President Obama appears to favor creating a new public health insurance option: “It gives consumers more choices, and it helps keep the private sector honest, because there’s some competition out there.” Like the President, Senator Max Baucus, chairman of the Finance Committee, favors retaining the current system of competing private insurers but would make Medicare more widely available, especially for those in the 55 - 64 year old category.
A recent New York Times article summarizes the argument for creating a new public program as follows:
The main selling point for a government-run program would be its low cost. It would have a much lower overhead than private plans, with no need to make a profit or spend money on marketing or brokers’ commissions. And, if allowed to flex its muscle, the government would buy medical care at much lower prices.Insurers criticize the proposal as pseudo-competition, arguing that government programs do not have to bargain with providers in the same way that private insurers do. Here's how Karen Ignani, CEO of America's Health Insurance Plans (AHIP), put it- "There's no way to run a side-by-side competition within the current structure." Senator Grassley said much the same - "There's a lot of us that feel that in the public option the government is an unfair competitor..."

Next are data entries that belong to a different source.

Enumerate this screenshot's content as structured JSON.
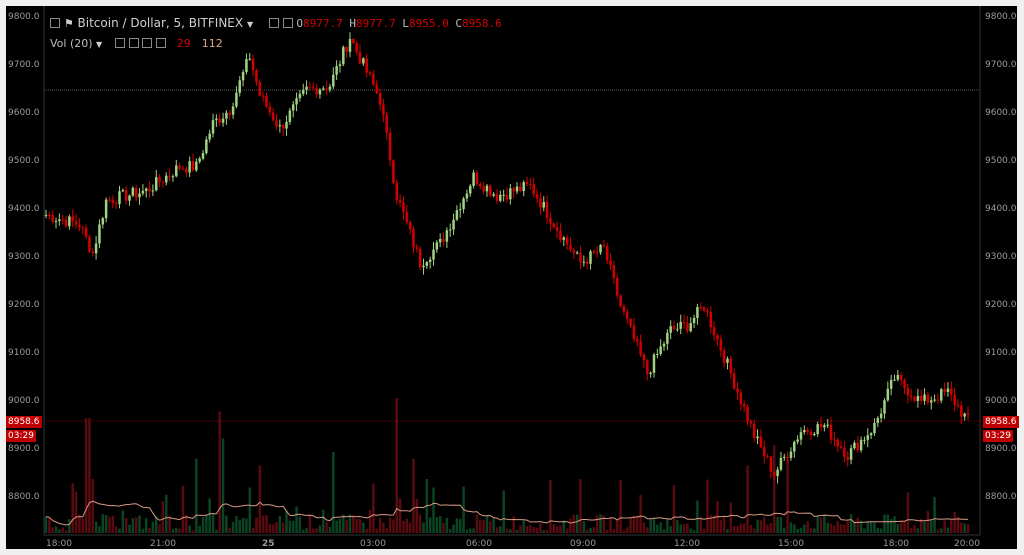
{
  "legend": {
    "symbol": "Bitcoin / Dollar, 5, BITFINEX",
    "open_label": "O",
    "open": "8977.7",
    "high_label": "H",
    "high": "8977.7",
    "low_label": "L",
    "low": "8955.0",
    "close_label": "C",
    "close": "8958.6",
    "volume_label": "Vol (20)",
    "volume_value": "29",
    "volume_ma_value": "112"
  },
  "price_tag": {
    "value": "8958.6",
    "countdown": "03:29"
  },
  "colors": {
    "background": "#000000",
    "up": "#9fd283",
    "down": "#d40000",
    "vol_up": "#0b4424",
    "vol_down": "#5a0b10",
    "vol_ma": "#d79a84",
    "crosshair": "#666666"
  },
  "chart_data": {
    "type": "candlestick",
    "symbol": "Bitcoin / Dollar",
    "interval": "5",
    "exchange": "BITFINEX",
    "y_ticks": [
      "9800.0",
      "9700.0",
      "9600.0",
      "9500.0",
      "9400.0",
      "9300.0",
      "9200.0",
      "9100.0",
      "9000.0",
      "8900.0",
      "8800.0"
    ],
    "x_ticks": [
      "18:00",
      "21:00",
      "25",
      "03:00",
      "06:00",
      "09:00",
      "12:00",
      "15:00",
      "18:00",
      "20:00"
    ],
    "ylim": [
      8740,
      9820
    ],
    "key_points": [
      {
        "t": 0,
        "price": 9390
      },
      {
        "t": 10,
        "price": 9370
      },
      {
        "t": 14,
        "price": 9310
      },
      {
        "t": 18,
        "price": 9420
      },
      {
        "t": 30,
        "price": 9440
      },
      {
        "t": 40,
        "price": 9490
      },
      {
        "t": 45,
        "price": 9490
      },
      {
        "t": 50,
        "price": 9580
      },
      {
        "t": 55,
        "price": 9610
      },
      {
        "t": 61,
        "price": 9720
      },
      {
        "t": 64,
        "price": 9640
      },
      {
        "t": 70,
        "price": 9570
      },
      {
        "t": 78,
        "price": 9650
      },
      {
        "t": 85,
        "price": 9660
      },
      {
        "t": 91,
        "price": 9760
      },
      {
        "t": 100,
        "price": 9630
      },
      {
        "t": 105,
        "price": 9430
      },
      {
        "t": 112,
        "price": 9290
      },
      {
        "t": 118,
        "price": 9330
      },
      {
        "t": 128,
        "price": 9470
      },
      {
        "t": 135,
        "price": 9430
      },
      {
        "t": 145,
        "price": 9450
      },
      {
        "t": 155,
        "price": 9340
      },
      {
        "t": 160,
        "price": 9290
      },
      {
        "t": 167,
        "price": 9320
      },
      {
        "t": 172,
        "price": 9200
      },
      {
        "t": 180,
        "price": 9060
      },
      {
        "t": 187,
        "price": 9150
      },
      {
        "t": 192,
        "price": 9160
      },
      {
        "t": 197,
        "price": 9200
      },
      {
        "t": 205,
        "price": 9060
      },
      {
        "t": 212,
        "price": 8930
      },
      {
        "t": 218,
        "price": 8850
      },
      {
        "t": 226,
        "price": 8940
      },
      {
        "t": 233,
        "price": 8950
      },
      {
        "t": 240,
        "price": 8890
      },
      {
        "t": 248,
        "price": 8950
      },
      {
        "t": 254,
        "price": 9050
      },
      {
        "t": 262,
        "price": 9000
      },
      {
        "t": 270,
        "price": 9020
      },
      {
        "t": 276,
        "price": 8960
      }
    ],
    "volume_spikes": [
      {
        "t": 12,
        "rel": 0.85
      },
      {
        "t": 13,
        "rel": 0.85
      },
      {
        "t": 14,
        "rel": 0.4
      },
      {
        "t": 45,
        "rel": 0.55
      },
      {
        "t": 52,
        "rel": 0.9
      },
      {
        "t": 53,
        "rel": 0.7
      },
      {
        "t": 64,
        "rel": 0.5
      },
      {
        "t": 86,
        "rel": 0.6
      },
      {
        "t": 105,
        "rel": 1.0
      },
      {
        "t": 110,
        "rel": 0.55
      },
      {
        "t": 114,
        "rel": 0.4
      },
      {
        "t": 160,
        "rel": 0.4
      },
      {
        "t": 210,
        "rel": 0.5
      },
      {
        "t": 218,
        "rel": 0.65
      },
      {
        "t": 222,
        "rel": 0.55
      }
    ]
  }
}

I believe, however, that there are reasons for health insurers to welcome a new public program. There's no way that U.S. health care will become affordable without new forms of managed care. One obvious need is for an entity like NICE (National Institute for Health and Clinical Excellence) that assesses health interventions for both clinical and cost effectiveness for the British National Health Service. And these analyses will have to be used, not simply talked about and then ignored.
Health insurers know how to carry out these management activities, but the public has not sanctioned their taking on the role of (a) allocating resources and (b) setting limits. Insurers did this in the 1990s - sometimes very skillfully and sometimes ineptly. But with the medical profession in the lead there was a massive pushback, and insurance-company led managed care bit the dust.

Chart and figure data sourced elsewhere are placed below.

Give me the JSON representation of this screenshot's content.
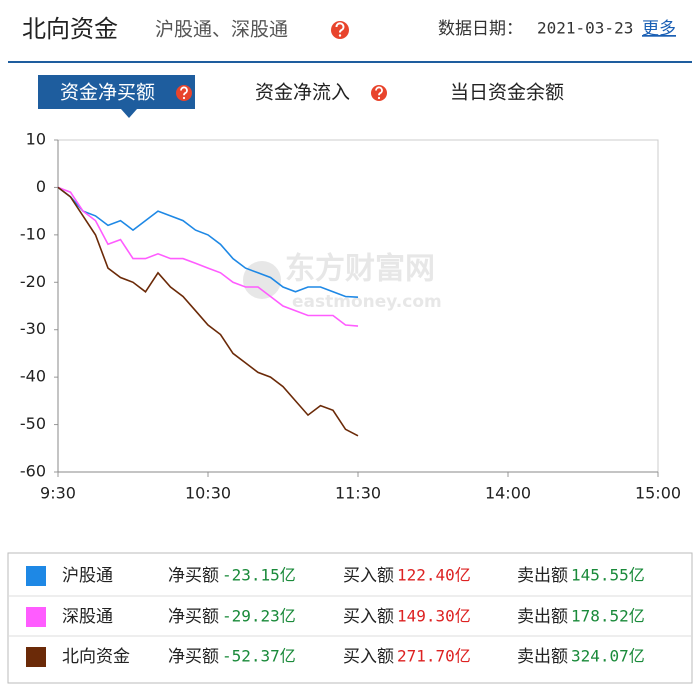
{
  "header": {
    "title": "北向资金",
    "subtitle": "沪股通、深股通",
    "date_label": "数据日期：",
    "date": "2021-03-23",
    "more_link": "更多"
  },
  "tabs": [
    "资金净买额",
    "资金净流入",
    "当日资金余额"
  ],
  "watermark": {
    "name": "东方财富网",
    "domain": "eastmoney.com"
  },
  "chart_data": {
    "type": "line",
    "x": [
      0,
      5,
      10,
      15,
      20,
      25,
      30,
      35,
      40,
      45,
      50,
      55,
      60,
      65,
      70,
      75,
      80,
      85,
      90,
      95,
      100,
      105,
      110,
      115,
      120
    ],
    "xlim": [
      0,
      240
    ],
    "xticks": [
      {
        "value": 0,
        "label": "9:30"
      },
      {
        "value": 60,
        "label": "10:30"
      },
      {
        "value": 120,
        "label": "11:30"
      },
      {
        "value": 180,
        "label": "14:00"
      },
      {
        "value": 240,
        "label": "15:00"
      }
    ],
    "ylim": [
      -60,
      10
    ],
    "yticks": [
      10,
      0,
      -10,
      -20,
      -30,
      -40,
      -50,
      -60
    ],
    "series": [
      {
        "name": "沪股通",
        "color": "#1e88e5",
        "values": [
          0,
          -2,
          -5,
          -6,
          -8,
          -7,
          -9,
          -7,
          -5,
          -6,
          -7,
          -9,
          -10,
          -12,
          -15,
          -17,
          -18,
          -19,
          -21,
          -22,
          -21,
          -21,
          -22,
          -23,
          -23.15
        ]
      },
      {
        "name": "深股通",
        "color": "#ff5cff",
        "values": [
          0,
          -1,
          -5,
          -7,
          -12,
          -11,
          -15,
          -15,
          -14,
          -15,
          -15,
          -16,
          -17,
          -18,
          -20,
          -21,
          -21,
          -23,
          -25,
          -26,
          -27,
          -27,
          -27,
          -29,
          -29.23
        ]
      },
      {
        "name": "北向资金",
        "color": "#6b2a08",
        "values": [
          0,
          -2,
          -6,
          -10,
          -17,
          -19,
          -20,
          -22,
          -18,
          -21,
          -23,
          -26,
          -29,
          -31,
          -35,
          -37,
          -39,
          -40,
          -42,
          -45,
          -48,
          -46,
          -47,
          -51,
          -52.37
        ]
      }
    ]
  },
  "summary": {
    "rows": [
      {
        "net_label": "净买额",
        "net": "-23.15亿",
        "buy_label": "买入额",
        "buy": "122.40亿",
        "sell_label": "卖出额",
        "sell": "145.55亿"
      },
      {
        "net_label": "净买额",
        "net": "-29.23亿",
        "buy_label": "买入额",
        "buy": "149.30亿",
        "sell_label": "卖出额",
        "sell": "178.52亿"
      },
      {
        "net_label": "净买额",
        "net": "-52.37亿",
        "buy_label": "买入额",
        "buy": "271.70亿",
        "sell_label": "卖出额",
        "sell": "324.07亿"
      }
    ]
  }
}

Karen Ignani may well be right that "side-by-side" a new public program and private insurance will not be competing on even terms. But from another perspective the public program could act like a "downfield blocker" for private insurers. A public program, which is ultimately overseen by the government, has sanction to make tough choices on behalf of the public good. It can't be seen as managing care just to augment the bonus of the CEO or to enhance shareholder equity - critiques that were levelled against private insurers in the 1990s when they tried to manage care.
If the public option is shot down private insurers will face the same dilemma they encountered in the 1990s. To carry out their societal responsibility they will have to make tough choices and foster managed care, but especially after all of the corporate fiascoes we have seen, it isn't likely that the public will allow them to do what needs to be done. Getting a grip on the health care cost trend will require a new form of public leadership.
[To learn more about the public insurance program proposal, I recommend "The Case for Public Plan Choice in National Health Reform" by Jacob Hacker, Professor of Political Science at U.C. Berkeley. For a strong critique I recommend "How a Public Health Plan will Erode Private Care" by Robert Moffitt, Director of the Center for Health Policy Studies at the Heritage Foundation.]